(NOTE: During Lent our adult “Discovery Hour” class was based on the book Were You There: Lenten Reflections on the Spirituals, by Luke A. Powery which was made up of short but powerful devotions based on 40 different African American Spirituals. This post builds on the reflection on one of the best known Spirituals, “We Shall Overcome.” )
You may think of “We Shall Overcome” as the classic anthem of the Civil Rights movement, and perhaps it’s been sung on the streets and protest rallies more often than in church. But the lyrical roots of this song go back to a hymn called “I’ll Overcome One Day,” published in 1900 by Methodist Episcopal minister Charles Albert Tindley, based on the Galatians 6:9, “Let us not be weary in doing good, for in due season we shall reap, if we faint not.” The melodic roots go even further back to the moving slave song, “No More Auction Block.” (Click HERE to listen to this powerful rendition by Martha Redbone.) First and foremost “We Shall Overcome” is a song of faith, as Luke Powery suggests in this reflection:
“What makes an impression on my heart when engaging the Spirituals is their dogged faith in God. And from that deep sense of faith, hope rises. The Lenten journey has been long and it can even be exhausting. There have been challenges. There have been trials. There have been ups and downs. Valleys, lonesome valleys, dangerous valleys, vicious valleys. Yet despite the fright of the dark nights of the soul, somehow, someday, we can say, “We shall overcome.” We shall have peace. We are not afraid. Why? I believe there are two reasons.

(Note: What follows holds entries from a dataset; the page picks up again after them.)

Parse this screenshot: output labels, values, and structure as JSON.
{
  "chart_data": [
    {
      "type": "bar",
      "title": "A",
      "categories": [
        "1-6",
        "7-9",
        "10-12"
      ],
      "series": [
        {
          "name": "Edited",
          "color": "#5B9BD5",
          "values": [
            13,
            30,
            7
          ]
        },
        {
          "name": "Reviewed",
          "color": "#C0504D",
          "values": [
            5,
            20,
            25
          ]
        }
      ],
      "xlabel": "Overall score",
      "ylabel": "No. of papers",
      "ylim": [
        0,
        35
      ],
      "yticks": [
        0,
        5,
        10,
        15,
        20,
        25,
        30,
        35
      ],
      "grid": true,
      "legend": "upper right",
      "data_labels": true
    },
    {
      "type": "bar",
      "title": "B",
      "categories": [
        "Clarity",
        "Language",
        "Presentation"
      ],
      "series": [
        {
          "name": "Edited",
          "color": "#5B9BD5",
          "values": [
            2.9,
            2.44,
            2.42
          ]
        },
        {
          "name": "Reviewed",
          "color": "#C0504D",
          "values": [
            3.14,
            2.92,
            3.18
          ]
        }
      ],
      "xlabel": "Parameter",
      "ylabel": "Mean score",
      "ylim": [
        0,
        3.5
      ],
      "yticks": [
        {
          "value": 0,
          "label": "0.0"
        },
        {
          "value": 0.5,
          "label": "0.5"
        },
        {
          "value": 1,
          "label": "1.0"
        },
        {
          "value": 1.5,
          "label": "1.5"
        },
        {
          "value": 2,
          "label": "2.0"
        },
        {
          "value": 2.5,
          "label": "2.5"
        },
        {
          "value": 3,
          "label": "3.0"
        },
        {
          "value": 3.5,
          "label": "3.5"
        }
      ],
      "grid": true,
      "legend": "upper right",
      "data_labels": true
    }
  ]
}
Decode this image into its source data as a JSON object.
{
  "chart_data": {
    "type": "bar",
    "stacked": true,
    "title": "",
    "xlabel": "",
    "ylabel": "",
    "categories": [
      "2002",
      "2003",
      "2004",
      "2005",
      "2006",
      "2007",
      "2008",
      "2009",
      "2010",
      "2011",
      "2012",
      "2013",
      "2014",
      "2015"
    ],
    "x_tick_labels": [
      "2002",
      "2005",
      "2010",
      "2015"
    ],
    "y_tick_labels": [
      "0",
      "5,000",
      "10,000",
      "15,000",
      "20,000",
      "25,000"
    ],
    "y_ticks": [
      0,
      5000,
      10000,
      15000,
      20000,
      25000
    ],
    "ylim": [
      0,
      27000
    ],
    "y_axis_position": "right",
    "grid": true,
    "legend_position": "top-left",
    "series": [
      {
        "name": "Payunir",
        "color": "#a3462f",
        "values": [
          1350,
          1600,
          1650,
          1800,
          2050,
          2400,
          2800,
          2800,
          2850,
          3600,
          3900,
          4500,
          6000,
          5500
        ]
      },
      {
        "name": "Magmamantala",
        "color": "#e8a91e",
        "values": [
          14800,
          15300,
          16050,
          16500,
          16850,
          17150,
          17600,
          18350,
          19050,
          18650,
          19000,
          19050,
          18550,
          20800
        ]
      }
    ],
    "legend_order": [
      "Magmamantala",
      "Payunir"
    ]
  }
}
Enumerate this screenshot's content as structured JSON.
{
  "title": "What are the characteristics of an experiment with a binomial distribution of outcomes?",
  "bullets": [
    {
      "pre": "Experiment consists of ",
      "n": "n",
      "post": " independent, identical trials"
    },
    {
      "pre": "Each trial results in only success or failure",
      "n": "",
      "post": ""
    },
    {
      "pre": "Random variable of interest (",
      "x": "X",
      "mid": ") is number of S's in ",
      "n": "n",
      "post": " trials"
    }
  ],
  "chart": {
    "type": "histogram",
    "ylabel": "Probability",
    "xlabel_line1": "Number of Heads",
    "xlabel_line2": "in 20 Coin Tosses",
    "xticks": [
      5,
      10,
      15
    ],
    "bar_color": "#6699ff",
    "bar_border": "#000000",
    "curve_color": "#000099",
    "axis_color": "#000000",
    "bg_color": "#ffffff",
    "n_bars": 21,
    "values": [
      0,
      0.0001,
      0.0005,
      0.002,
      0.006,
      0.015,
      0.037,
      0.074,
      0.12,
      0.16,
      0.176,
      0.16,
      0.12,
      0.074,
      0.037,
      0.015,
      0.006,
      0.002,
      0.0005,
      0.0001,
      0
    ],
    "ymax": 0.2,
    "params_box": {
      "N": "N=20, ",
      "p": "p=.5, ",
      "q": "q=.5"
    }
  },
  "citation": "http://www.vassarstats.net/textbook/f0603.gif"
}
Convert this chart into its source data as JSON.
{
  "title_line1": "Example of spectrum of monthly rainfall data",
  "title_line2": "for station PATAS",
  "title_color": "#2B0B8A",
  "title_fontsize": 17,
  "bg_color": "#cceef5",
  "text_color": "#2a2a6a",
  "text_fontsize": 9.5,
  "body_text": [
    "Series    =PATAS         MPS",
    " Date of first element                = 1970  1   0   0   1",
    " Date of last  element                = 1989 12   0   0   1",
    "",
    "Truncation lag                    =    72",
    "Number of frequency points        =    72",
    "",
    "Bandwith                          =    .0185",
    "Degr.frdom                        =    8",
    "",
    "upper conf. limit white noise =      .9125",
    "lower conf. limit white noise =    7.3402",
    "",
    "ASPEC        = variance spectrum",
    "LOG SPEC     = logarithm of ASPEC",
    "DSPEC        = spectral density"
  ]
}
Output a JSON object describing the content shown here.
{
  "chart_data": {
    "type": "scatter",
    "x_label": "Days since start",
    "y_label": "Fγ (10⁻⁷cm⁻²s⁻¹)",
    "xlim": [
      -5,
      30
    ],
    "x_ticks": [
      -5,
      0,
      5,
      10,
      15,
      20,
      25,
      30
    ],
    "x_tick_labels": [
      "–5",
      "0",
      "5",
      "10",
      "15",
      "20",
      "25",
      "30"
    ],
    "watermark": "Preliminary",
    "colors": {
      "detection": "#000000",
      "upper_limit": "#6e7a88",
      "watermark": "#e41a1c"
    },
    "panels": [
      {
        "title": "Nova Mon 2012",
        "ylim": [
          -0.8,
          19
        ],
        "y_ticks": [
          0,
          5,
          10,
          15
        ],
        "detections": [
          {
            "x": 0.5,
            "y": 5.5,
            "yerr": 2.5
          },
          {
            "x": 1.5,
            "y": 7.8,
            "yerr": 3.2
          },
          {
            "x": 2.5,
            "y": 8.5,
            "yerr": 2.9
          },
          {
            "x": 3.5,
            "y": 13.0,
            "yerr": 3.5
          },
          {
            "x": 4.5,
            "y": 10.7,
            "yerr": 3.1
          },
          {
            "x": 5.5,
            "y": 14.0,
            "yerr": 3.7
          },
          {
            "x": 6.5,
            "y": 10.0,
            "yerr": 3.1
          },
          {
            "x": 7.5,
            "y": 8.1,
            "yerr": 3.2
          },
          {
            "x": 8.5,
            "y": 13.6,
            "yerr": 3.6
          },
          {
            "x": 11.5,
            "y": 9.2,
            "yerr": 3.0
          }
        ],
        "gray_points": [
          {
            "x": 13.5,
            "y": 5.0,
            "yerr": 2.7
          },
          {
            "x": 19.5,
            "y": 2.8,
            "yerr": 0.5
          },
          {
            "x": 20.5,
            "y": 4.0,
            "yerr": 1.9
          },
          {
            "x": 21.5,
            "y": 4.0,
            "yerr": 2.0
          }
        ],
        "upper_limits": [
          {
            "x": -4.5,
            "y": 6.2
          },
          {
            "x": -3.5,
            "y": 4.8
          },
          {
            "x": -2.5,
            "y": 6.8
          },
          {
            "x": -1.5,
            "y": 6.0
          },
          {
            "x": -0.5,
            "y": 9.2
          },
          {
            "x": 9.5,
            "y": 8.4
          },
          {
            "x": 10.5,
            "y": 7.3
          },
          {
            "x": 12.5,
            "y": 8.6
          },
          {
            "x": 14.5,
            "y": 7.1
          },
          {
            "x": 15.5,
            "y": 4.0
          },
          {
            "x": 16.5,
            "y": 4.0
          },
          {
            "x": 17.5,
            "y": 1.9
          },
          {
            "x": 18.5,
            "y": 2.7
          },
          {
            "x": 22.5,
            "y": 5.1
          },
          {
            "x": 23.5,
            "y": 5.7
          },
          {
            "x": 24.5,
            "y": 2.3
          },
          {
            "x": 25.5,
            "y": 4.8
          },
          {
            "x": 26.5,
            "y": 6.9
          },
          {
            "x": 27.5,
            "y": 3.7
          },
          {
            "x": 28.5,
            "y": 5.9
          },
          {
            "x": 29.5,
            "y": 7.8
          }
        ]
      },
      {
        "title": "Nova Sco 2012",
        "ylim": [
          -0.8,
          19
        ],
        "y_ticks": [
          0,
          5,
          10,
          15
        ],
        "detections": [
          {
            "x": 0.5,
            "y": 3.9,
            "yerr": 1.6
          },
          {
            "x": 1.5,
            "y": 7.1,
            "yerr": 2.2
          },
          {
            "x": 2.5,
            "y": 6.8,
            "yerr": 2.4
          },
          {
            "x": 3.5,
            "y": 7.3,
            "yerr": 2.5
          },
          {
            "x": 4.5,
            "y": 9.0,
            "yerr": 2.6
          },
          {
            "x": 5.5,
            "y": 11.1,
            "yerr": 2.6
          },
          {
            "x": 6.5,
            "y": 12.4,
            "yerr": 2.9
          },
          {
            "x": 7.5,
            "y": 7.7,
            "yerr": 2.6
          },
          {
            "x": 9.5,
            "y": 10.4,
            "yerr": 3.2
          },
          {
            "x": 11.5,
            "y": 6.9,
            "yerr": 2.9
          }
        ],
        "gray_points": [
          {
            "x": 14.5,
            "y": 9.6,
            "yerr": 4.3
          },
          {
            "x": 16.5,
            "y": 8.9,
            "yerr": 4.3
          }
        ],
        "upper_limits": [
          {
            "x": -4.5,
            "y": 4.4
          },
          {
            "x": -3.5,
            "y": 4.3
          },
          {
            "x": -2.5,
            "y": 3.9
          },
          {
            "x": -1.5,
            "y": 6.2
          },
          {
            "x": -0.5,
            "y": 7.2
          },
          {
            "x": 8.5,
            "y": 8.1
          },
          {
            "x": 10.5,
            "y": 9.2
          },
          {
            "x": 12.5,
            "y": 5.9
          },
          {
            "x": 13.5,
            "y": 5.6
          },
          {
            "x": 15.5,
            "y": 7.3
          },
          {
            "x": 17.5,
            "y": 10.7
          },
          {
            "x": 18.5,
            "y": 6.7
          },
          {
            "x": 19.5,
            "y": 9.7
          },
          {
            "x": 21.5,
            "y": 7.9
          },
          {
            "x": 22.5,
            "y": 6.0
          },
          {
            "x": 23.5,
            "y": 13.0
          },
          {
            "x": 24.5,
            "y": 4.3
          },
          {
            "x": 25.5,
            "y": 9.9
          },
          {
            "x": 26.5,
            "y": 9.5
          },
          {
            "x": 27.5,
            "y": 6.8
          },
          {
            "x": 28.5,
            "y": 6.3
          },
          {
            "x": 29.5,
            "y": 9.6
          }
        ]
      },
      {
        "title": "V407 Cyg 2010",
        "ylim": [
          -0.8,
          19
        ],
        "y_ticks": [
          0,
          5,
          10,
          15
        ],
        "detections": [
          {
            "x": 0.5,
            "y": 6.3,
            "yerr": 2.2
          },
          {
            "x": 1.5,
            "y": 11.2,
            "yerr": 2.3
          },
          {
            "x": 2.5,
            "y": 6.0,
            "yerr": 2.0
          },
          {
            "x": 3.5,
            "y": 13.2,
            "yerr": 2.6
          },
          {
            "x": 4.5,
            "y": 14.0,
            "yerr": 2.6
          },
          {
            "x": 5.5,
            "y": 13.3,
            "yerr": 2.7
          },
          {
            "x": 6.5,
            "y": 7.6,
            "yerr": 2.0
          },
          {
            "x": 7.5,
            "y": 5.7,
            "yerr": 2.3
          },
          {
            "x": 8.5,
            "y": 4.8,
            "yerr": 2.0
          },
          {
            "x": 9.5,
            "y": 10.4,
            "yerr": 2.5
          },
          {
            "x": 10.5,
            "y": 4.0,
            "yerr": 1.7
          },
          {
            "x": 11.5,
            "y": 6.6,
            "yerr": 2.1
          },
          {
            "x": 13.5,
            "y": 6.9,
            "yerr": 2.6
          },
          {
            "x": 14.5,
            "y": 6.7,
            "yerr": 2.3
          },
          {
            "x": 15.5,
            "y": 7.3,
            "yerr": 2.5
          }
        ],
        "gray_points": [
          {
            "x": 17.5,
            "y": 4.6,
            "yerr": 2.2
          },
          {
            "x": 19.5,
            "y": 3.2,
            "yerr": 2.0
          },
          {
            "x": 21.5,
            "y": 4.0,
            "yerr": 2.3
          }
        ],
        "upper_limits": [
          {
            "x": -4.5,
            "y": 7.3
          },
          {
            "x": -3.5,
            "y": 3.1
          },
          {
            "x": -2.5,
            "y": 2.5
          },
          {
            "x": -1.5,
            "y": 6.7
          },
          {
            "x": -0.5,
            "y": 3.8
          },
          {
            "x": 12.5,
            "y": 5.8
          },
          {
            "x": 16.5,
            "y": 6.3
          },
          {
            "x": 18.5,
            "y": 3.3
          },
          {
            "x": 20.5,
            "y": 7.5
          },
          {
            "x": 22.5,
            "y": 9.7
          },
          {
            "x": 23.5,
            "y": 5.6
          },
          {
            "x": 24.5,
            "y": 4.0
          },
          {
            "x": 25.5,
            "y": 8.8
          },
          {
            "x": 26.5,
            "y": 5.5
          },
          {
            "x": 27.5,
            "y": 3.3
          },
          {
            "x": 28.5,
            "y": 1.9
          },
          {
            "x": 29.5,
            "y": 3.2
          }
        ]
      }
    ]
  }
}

“First, there is a we not me. We are not alone on this journey. We have companionship and a community on the way. I find it interesting that it’s not “I” shall overcome but “we” shall overcome. I can’t really overcome with you overcoming. It is a collective victory. Second, and most important, we don’t have to be afraid because “God is on our side.” The presence of God brings assurance and hope that we shall overcome someday. This wasn’t new for the leaders of the civil rights movement in the United States of the 1960s; this faith was rooted in the deep spirituality of the enslaved and continues to breathe today. Remember, the life of faith includes “we,” and the “we” is how God wants it to be on the journey. Don’t forget those who helped you overcome and those who need you to help them overcome. And most of all, don’t forget the God who brings us all out in victory!”
As you listen to the Morehouse College Glee Club sing “We Shall Overcome,” think about who is the “we” in your overcoming. Then include them in this Prayer for the Day from Luke Powery’s devotional:
God, lead us to be on your side so that we shall overcome, not just someday, but every day. Amen.